Кроме того, парижский парламент, Высший суд Франции, очень хотел показать, что у него есть власть. Все члены этого суда были дворянами, получили свои должности по праву наследования и уже давно требовали предоставить им право отказываться «регистрировать» указы короля, то есть вносить их в реестр юридически обязательных постановлений. Фактически эти парламентарии требовали дать им право налагать вето на королевские указы[83]

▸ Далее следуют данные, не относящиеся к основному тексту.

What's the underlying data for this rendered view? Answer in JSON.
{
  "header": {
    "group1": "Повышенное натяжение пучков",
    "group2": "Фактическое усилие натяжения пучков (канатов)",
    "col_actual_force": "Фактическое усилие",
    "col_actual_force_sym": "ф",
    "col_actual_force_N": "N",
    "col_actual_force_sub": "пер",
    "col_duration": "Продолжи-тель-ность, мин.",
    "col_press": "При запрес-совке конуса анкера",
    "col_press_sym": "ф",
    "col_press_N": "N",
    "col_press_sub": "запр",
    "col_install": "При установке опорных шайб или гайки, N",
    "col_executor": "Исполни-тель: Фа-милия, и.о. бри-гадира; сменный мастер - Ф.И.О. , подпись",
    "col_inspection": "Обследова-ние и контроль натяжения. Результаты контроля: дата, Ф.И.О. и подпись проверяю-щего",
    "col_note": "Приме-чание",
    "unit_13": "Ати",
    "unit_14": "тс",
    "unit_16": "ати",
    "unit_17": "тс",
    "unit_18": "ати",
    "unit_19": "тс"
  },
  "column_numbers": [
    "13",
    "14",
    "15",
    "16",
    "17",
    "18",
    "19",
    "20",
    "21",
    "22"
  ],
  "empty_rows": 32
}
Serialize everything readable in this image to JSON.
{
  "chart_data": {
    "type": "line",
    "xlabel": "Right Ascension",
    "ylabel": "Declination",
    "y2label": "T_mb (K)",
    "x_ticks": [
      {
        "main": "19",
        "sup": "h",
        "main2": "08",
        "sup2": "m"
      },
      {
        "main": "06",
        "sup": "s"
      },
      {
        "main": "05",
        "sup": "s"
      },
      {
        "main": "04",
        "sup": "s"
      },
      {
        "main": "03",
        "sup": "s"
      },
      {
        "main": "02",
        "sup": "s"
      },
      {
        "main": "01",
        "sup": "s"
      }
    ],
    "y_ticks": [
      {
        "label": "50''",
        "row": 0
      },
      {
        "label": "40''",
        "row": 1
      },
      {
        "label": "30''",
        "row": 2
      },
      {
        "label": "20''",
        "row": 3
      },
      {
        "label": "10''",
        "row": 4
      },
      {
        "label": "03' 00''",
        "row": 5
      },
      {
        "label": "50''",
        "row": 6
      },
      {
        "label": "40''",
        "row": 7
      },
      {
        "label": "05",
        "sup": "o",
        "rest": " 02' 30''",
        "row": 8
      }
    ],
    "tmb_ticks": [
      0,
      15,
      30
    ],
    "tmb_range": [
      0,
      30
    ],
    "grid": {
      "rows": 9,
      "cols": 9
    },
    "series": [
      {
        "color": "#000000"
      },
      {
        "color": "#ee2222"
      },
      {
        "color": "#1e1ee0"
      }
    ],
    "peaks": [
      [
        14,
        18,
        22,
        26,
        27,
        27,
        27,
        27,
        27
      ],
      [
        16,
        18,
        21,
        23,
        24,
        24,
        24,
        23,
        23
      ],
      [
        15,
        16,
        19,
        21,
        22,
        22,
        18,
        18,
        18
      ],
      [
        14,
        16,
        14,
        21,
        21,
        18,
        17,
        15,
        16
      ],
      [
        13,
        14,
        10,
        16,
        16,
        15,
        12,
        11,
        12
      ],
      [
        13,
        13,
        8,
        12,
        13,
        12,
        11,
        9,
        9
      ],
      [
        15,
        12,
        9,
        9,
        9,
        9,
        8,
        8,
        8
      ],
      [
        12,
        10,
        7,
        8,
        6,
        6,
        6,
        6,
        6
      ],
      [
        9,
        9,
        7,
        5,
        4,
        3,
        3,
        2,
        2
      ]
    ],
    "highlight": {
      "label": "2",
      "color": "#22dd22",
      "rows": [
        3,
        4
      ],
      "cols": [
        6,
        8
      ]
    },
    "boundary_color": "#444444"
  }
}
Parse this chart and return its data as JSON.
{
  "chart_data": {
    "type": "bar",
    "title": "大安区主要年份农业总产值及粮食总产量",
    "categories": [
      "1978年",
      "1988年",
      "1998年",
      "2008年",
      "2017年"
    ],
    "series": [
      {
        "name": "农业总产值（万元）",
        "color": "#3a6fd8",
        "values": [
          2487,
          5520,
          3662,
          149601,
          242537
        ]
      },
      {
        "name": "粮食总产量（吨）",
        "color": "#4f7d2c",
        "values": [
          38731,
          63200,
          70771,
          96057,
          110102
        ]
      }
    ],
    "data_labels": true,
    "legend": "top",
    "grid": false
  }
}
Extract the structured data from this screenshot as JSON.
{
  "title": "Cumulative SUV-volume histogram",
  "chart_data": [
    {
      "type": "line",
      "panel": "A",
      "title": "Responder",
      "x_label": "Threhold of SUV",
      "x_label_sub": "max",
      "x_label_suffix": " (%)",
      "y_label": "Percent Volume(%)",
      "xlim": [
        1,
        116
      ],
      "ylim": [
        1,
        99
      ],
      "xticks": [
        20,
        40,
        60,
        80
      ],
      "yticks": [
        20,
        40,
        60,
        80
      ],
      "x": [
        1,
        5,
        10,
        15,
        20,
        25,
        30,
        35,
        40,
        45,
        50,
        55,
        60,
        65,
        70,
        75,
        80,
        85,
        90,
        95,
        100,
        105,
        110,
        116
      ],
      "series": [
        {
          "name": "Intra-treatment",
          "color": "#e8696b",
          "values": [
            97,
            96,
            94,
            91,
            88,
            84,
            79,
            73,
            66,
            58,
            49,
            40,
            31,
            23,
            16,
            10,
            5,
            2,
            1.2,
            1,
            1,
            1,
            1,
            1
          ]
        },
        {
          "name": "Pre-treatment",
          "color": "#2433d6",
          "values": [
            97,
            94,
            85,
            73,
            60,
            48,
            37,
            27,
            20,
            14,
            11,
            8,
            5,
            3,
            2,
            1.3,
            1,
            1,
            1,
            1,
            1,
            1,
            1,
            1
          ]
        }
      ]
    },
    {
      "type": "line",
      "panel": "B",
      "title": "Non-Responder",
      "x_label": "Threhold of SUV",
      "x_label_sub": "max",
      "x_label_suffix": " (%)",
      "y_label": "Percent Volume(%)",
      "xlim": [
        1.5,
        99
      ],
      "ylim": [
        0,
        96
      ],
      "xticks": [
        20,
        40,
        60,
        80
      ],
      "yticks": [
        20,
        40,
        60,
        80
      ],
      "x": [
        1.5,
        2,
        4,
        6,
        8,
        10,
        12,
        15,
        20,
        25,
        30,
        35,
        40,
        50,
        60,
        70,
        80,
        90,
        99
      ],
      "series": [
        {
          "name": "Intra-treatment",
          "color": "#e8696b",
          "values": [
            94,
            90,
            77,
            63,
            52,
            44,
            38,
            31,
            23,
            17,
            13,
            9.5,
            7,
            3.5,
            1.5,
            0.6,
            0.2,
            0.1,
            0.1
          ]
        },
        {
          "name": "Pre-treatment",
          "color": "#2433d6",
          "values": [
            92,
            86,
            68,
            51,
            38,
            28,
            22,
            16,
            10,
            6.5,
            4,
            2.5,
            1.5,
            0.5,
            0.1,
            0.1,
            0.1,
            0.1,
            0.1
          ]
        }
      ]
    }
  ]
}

. К тому же у них был перед глазами пример гораздо более могущественного законодательного парламента Англии, который как раз в те дни добивался превосходства над Карлом I во время Пуританской революции.Эти три силы – неудовлетворенные аристократы, недовольные налогоплательщики и желавший отстоять свои притязания суд – объединились и подняли ряд восстаний, от которых трон под молодым Людовиком XIV сильно зашатался. В 1648 г. начались войны, известные под названием Фронда (1648–1653). Их подробности не имеют большого значения, хотя придворные написали о Фронде много пикантных и романтических мемуаров. Какое-то время ее главными движущими силами этого движения были великие полководцы короля – Конде и Тюренн. У обоих были обиды на Мазарини. Оба несколько раз, хотя не во всех случаях одновременно, принимали участие в восстании против правительства. Оба (хотя Конде в большей степени) вступили в сговор с врагами-испанцами против своего короля. Сражения в этих войнах иногда были кровопролитными, но редко бывали решающими. Сначала парламент, а вскоре и жители Парижа поняли, что высокопоставленные аристократы, которые на словах так горячо сочувствовали бедам низов общества и клялись бороться за должное уважение к закону, на самом деле сражались главным образом за пенсии, права назначения на должность и командные посты в армии. Мазарини в самый разгар этой бури благоразумно покинул королевский двор, но, как только королевские войска одержали победу над восставшими, он вернулся (1653) и стал еще могущественнее, чем прежде. В этом же году Париж сдался Тюренну, который снова был твердым сторонником короля.
Парламент и горожане заключили мир с молодым королем, а Конде бежал к испанцам. Так дала свое последнее сражение старинная аристократия, которая была как бельмо на глазу для всех французских королей со времени коронации Гуго Капета.